Mona was killed in a motorcycle accident in 2011, just over ten years ago, creating an unwelcome “before” and “after” in my life, and the lives of the many others that loved her.  

Sitting here, “A.M.”, I can think of all the little and big things I would do/ask her/share with her if she were here.  

I would have taken a picture with her (our friendship pre-dated cell phone pictures and selfies), I would have appreciated her more.  I would not have farted in her red corvette – she was extremely prim and never let me live that down. (Mona never made gross noises and she even “cute-sneezed”).  [Editor – that one is to see if you are paying attention. LOL! DELETE!]  Simply, I would have paid more attention.  

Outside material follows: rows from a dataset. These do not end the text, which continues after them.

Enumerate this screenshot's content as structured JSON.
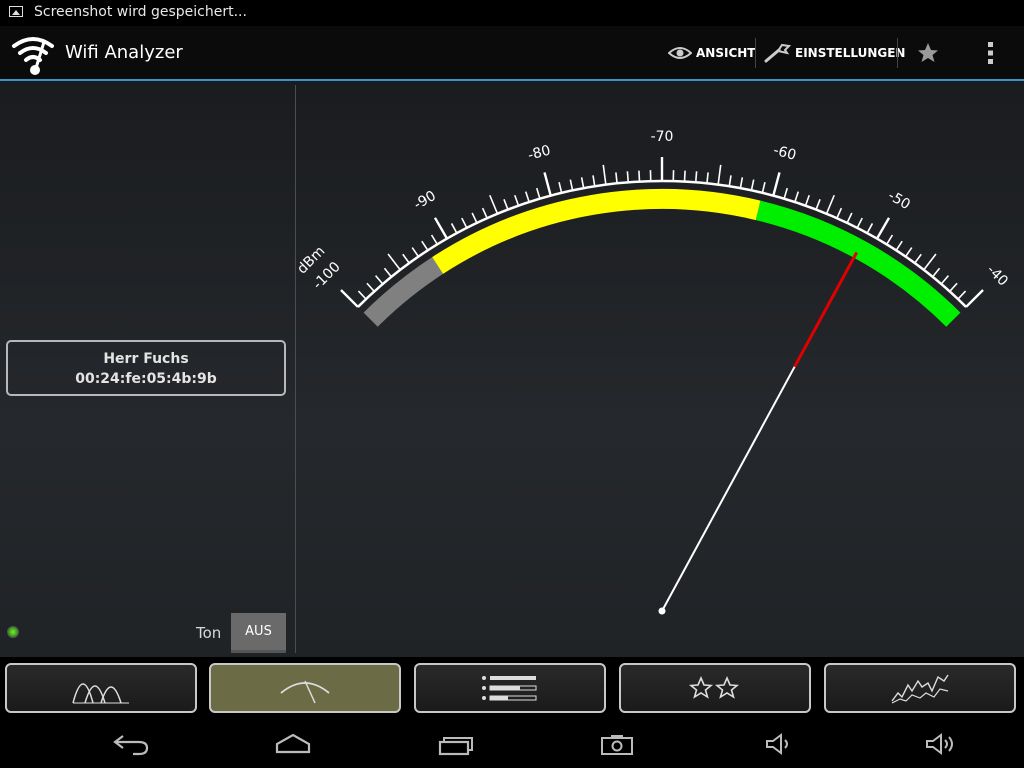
{
  "status_bar": {
    "notification_text": "Screenshot wird gespeichert...",
    "icon": "image-icon"
  },
  "action_bar": {
    "title": "Wifi Analyzer",
    "view_label": "ANSICHT",
    "settings_label": "EINSTELLUNGEN",
    "icons": [
      "wifi-logo-icon",
      "eye-icon",
      "wrench-icon",
      "star-icon",
      "overflow-menu-icon"
    ]
  },
  "access_point": {
    "name": "Herr Fuchs",
    "mac": "00:24:fe:05:4b:9b"
  },
  "sound": {
    "label": "Ton",
    "toggle_value": "AUS"
  },
  "meter": {
    "unit": "dBm",
    "scale_min": -100,
    "scale_max": -40,
    "tick_labels": [
      "-100",
      "-90",
      "-80",
      "-70",
      "-60",
      "-50",
      "-40"
    ],
    "needle_value": -51,
    "zones": [
      {
        "from": -100,
        "to": -92,
        "color": "#808080"
      },
      {
        "from": -92,
        "to": -61,
        "color": "#ffff00"
      },
      {
        "from": -61,
        "to": -40,
        "color": "#00ee00"
      }
    ],
    "tick_color": "#ffffff",
    "needle_color": "#ffffff",
    "needle_tip_color": "#e00000"
  },
  "tabs": [
    {
      "name": "channel-graph",
      "icon": "channel-graph-icon",
      "active": false
    },
    {
      "name": "signal-meter",
      "icon": "signal-meter-icon",
      "active": true
    },
    {
      "name": "ap-list",
      "icon": "ap-list-icon",
      "active": false
    },
    {
      "name": "channel-rating",
      "icon": "stars-icon",
      "active": false
    },
    {
      "name": "time-graph",
      "icon": "time-graph-icon",
      "active": false
    }
  ],
  "nav_bar": {
    "icons": [
      "back-icon",
      "home-icon",
      "recent-apps-icon",
      "screenshot-icon",
      "volume-down-icon",
      "volume-up-icon"
    ]
  },
  "colors": {
    "accent": "#3a94c8",
    "active_tab": "#6b6b46"
  }
}
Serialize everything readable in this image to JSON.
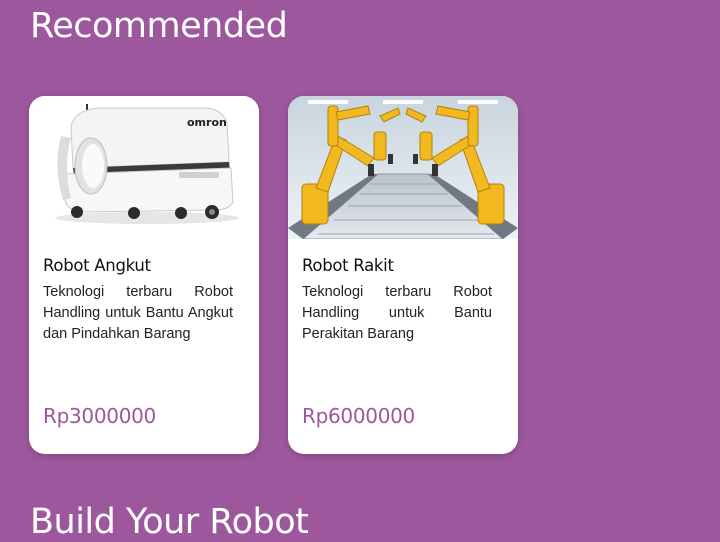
{
  "sections": {
    "recommended_title": "Recommended",
    "build_title": "Build Your Robot"
  },
  "products": [
    {
      "name": "Robot Angkut",
      "description": "Teknologi terbaru Robot Handling untuk Bantu Angkut dan Pindahkan Barang",
      "price": "Rp3000000",
      "image_icon": "mobile-robot-omron-image",
      "brand_text": "omron"
    },
    {
      "name": "Robot Rakit",
      "description": "Teknologi terbaru Robot Handling untuk Bantu Perakitan Barang",
      "price": "Rp6000000",
      "image_icon": "robotic-arms-assembly-line-image"
    }
  ],
  "colors": {
    "background": "#9c579d",
    "card": "#ffffff",
    "price": "#9c579d",
    "robot_arm": "#f2b81f"
  }
}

But this is not a note about regret (I don’t believe in regret, only learning), it is a note about appreciating the moment you are in, and the people with whom you share that moment.  It is about remembering somewhere deep in your heart that at any moment, you could be in the “before” and not know it.  A reminder to do the things now that you wish you would have done if you were looking back from the “after”. 

Mona J. Flaten, I know you can hear me.  I will be forever grateful for your mentorship, friendship, and the impact you continue to have in my life. Thank you for being you and believing in me.  You are the original HighRoadster.